Among those already taking action are a Burbank screenwriter and a Sherman Oaks producer, who have launched a new political action committee to nail those who voted to impeach Clinton. Rogan, not surprisingly, tops the hit list for the so-called People’s Will PAC, though he is not alone.

“Rogan’s is a particularly egregious case because he has been so aggressive, and so obnoxious, throughout this whole process,” said Darin Scott, the producer of the critically acclaimed film “Menace II Society.” “It’s such arrogance, and disregard for the people’s will, which is why we named the PAC People’s Will.”

Scott and his old USC buddy, John Cork, recently did their first mass mailing to possible donors.

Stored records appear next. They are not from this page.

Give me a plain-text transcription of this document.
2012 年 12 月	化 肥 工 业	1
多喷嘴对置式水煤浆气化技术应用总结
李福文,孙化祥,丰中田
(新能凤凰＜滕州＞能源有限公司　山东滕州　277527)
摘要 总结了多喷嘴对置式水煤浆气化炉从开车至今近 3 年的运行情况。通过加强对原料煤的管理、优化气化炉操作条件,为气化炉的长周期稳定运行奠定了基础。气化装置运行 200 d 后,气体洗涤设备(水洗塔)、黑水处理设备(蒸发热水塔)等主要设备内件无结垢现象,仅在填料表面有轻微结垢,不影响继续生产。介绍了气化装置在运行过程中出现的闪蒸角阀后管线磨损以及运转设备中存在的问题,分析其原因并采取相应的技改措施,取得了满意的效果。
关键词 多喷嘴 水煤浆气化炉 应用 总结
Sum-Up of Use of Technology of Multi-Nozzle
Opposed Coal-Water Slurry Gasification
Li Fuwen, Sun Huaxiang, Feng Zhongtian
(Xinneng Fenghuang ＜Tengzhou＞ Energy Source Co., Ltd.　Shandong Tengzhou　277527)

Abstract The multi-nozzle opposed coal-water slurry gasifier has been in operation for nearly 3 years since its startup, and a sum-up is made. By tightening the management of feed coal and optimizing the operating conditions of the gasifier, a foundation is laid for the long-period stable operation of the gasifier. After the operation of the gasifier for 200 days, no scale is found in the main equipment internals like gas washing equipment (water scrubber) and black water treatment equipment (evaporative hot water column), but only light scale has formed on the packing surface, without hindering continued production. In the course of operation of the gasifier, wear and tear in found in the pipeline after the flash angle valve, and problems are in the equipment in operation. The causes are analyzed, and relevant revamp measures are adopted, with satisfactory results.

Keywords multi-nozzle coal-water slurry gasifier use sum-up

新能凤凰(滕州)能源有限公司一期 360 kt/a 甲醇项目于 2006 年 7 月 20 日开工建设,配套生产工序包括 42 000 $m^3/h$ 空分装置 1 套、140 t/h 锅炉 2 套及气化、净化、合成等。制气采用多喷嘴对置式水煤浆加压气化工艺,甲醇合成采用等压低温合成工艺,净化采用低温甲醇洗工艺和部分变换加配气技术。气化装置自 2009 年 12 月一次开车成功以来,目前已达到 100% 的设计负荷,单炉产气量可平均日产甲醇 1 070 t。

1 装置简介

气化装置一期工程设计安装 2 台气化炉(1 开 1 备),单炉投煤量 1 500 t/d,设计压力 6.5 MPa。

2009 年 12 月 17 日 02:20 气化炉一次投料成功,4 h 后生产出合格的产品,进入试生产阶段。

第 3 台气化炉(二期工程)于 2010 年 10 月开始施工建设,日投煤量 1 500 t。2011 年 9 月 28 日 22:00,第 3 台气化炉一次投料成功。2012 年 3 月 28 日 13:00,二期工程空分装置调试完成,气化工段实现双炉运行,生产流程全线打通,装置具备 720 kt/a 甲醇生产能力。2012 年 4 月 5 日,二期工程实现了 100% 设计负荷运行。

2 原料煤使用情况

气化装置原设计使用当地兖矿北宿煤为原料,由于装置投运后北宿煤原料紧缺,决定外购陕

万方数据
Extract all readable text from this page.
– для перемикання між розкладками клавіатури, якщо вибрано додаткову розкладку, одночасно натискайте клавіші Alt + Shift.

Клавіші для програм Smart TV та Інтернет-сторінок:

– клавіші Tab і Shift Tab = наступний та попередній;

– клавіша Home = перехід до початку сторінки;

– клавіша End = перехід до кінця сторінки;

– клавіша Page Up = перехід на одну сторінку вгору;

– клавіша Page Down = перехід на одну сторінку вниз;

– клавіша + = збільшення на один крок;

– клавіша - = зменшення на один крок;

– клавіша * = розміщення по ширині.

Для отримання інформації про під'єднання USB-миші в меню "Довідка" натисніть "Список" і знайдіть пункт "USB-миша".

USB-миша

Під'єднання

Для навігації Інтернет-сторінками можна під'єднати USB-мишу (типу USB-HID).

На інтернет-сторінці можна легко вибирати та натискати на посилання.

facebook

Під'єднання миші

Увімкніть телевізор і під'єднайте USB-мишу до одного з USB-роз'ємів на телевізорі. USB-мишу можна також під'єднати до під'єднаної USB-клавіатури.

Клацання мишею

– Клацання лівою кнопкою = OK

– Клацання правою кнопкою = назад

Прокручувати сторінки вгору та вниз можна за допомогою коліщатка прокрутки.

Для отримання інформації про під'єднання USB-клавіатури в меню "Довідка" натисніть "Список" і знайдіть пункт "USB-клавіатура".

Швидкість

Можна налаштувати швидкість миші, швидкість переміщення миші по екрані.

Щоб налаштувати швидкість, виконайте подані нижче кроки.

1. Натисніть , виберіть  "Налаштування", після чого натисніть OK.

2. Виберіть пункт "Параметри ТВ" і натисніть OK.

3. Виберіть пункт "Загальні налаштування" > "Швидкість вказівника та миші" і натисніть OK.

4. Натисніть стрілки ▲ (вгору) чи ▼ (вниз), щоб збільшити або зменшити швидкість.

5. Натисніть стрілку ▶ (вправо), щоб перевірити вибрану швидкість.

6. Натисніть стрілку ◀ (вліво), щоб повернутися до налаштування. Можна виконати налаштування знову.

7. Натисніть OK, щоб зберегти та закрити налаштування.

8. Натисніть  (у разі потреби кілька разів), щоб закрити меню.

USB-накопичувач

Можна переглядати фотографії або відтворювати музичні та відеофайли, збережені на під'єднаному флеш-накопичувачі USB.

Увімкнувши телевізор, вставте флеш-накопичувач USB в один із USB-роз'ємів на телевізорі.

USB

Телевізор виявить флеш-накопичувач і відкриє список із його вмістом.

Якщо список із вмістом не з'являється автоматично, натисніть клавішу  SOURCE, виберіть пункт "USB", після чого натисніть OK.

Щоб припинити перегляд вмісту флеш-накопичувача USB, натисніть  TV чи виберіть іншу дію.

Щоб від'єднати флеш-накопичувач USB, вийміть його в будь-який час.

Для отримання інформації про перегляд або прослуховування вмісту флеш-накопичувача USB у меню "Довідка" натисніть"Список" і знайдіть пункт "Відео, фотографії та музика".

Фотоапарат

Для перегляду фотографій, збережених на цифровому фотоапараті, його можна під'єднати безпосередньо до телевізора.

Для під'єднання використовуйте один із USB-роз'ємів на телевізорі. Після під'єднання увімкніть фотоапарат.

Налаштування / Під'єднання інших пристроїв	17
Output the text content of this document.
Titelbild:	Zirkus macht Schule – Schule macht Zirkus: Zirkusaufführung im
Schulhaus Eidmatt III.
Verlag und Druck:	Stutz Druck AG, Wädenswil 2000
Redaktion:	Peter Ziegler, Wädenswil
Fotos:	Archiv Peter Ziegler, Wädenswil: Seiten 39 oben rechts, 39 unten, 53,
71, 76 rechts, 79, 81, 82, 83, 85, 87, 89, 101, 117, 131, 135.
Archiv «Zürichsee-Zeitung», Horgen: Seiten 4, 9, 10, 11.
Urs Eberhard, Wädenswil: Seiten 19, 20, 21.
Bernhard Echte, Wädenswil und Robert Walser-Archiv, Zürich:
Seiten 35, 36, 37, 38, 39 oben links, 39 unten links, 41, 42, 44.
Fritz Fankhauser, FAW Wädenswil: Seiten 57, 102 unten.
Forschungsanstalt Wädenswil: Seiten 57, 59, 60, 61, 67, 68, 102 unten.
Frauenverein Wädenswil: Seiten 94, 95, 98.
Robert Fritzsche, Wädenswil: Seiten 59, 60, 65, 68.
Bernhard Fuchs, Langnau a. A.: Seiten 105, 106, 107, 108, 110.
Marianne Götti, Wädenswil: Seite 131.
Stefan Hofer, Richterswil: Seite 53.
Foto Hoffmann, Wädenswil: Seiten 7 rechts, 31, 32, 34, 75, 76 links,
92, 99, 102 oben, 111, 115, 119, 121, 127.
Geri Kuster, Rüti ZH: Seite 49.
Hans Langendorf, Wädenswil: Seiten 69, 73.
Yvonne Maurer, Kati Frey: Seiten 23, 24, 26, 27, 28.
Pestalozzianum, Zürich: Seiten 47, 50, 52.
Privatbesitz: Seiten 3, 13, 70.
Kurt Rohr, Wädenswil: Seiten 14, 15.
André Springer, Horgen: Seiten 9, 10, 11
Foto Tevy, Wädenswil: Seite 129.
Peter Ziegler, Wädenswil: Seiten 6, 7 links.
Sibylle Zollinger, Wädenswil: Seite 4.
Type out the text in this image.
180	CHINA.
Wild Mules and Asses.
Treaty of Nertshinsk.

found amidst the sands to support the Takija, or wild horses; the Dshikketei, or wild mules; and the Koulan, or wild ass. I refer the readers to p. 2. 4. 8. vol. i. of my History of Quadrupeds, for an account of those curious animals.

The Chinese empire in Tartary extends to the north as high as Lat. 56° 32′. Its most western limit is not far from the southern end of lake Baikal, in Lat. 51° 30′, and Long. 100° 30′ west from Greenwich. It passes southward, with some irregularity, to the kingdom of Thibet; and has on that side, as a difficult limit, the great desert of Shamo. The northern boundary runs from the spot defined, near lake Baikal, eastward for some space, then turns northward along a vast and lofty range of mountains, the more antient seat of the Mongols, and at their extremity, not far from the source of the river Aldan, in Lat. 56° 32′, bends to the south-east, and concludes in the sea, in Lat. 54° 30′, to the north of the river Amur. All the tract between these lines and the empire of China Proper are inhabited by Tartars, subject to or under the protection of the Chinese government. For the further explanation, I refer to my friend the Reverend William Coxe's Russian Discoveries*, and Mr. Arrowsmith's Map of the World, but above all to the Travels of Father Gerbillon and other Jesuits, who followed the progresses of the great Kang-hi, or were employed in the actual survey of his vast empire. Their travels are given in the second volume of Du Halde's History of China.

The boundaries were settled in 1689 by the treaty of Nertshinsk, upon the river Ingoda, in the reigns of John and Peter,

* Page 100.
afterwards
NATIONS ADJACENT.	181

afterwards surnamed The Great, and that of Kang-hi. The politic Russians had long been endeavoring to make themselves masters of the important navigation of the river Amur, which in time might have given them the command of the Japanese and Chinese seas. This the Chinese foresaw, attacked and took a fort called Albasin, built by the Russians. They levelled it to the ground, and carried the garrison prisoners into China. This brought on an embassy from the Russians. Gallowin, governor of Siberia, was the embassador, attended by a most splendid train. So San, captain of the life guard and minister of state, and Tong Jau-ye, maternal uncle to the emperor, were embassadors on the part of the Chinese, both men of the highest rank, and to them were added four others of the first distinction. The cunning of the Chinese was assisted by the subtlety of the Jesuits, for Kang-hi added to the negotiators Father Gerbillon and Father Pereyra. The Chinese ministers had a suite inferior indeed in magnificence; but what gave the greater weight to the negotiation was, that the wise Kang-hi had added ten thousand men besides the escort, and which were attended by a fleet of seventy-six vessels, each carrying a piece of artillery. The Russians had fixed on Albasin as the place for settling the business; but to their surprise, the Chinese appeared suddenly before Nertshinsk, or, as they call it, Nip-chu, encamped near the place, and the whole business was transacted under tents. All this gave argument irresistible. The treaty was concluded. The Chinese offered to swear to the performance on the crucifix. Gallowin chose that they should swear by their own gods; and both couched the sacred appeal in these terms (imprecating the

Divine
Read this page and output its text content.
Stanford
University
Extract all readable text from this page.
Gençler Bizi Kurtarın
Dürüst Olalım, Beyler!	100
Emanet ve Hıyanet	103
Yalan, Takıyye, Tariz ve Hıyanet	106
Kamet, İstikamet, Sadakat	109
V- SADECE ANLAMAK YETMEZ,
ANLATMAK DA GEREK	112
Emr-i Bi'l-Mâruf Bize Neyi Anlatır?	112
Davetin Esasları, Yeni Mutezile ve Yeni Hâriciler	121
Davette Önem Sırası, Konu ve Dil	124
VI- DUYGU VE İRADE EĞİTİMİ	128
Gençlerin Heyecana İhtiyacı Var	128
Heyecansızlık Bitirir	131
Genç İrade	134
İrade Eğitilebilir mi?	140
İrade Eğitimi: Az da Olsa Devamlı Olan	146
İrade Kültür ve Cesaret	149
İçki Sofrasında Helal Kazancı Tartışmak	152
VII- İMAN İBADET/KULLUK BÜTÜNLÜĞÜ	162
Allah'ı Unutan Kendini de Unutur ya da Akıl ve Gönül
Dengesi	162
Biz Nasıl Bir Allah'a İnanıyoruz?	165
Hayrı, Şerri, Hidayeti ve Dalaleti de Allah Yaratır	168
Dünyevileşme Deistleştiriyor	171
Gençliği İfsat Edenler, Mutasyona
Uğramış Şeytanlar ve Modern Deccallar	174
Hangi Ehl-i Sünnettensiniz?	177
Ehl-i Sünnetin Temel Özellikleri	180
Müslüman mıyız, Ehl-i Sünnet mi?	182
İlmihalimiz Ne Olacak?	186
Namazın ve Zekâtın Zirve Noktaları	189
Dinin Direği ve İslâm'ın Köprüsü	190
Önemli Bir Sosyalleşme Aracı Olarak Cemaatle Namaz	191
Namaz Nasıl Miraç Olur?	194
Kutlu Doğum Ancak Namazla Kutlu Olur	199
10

Cork, best known for penning the screenplay to the film “The Long Walk Home” with Whoopi Goldberg and Sissy Spacek, said the PAC is one of several hoping to harness a groundswell of entertainers angry over the partisan theatrics in Washington.

Of course, Rogan has bested similar opposition before. His foe in last November’s election, former Screen Actors Guild President Barry Gordon, mined the Hollywood community for money, yet still raised less than half as much as Rogan, a former Glendale judge.

But Cork said the next “Get Rogan” production figures to have a much bigger budget--and a much more dramatic script, culled from Rogan’s much publicized actions as zealous Clinton adversary.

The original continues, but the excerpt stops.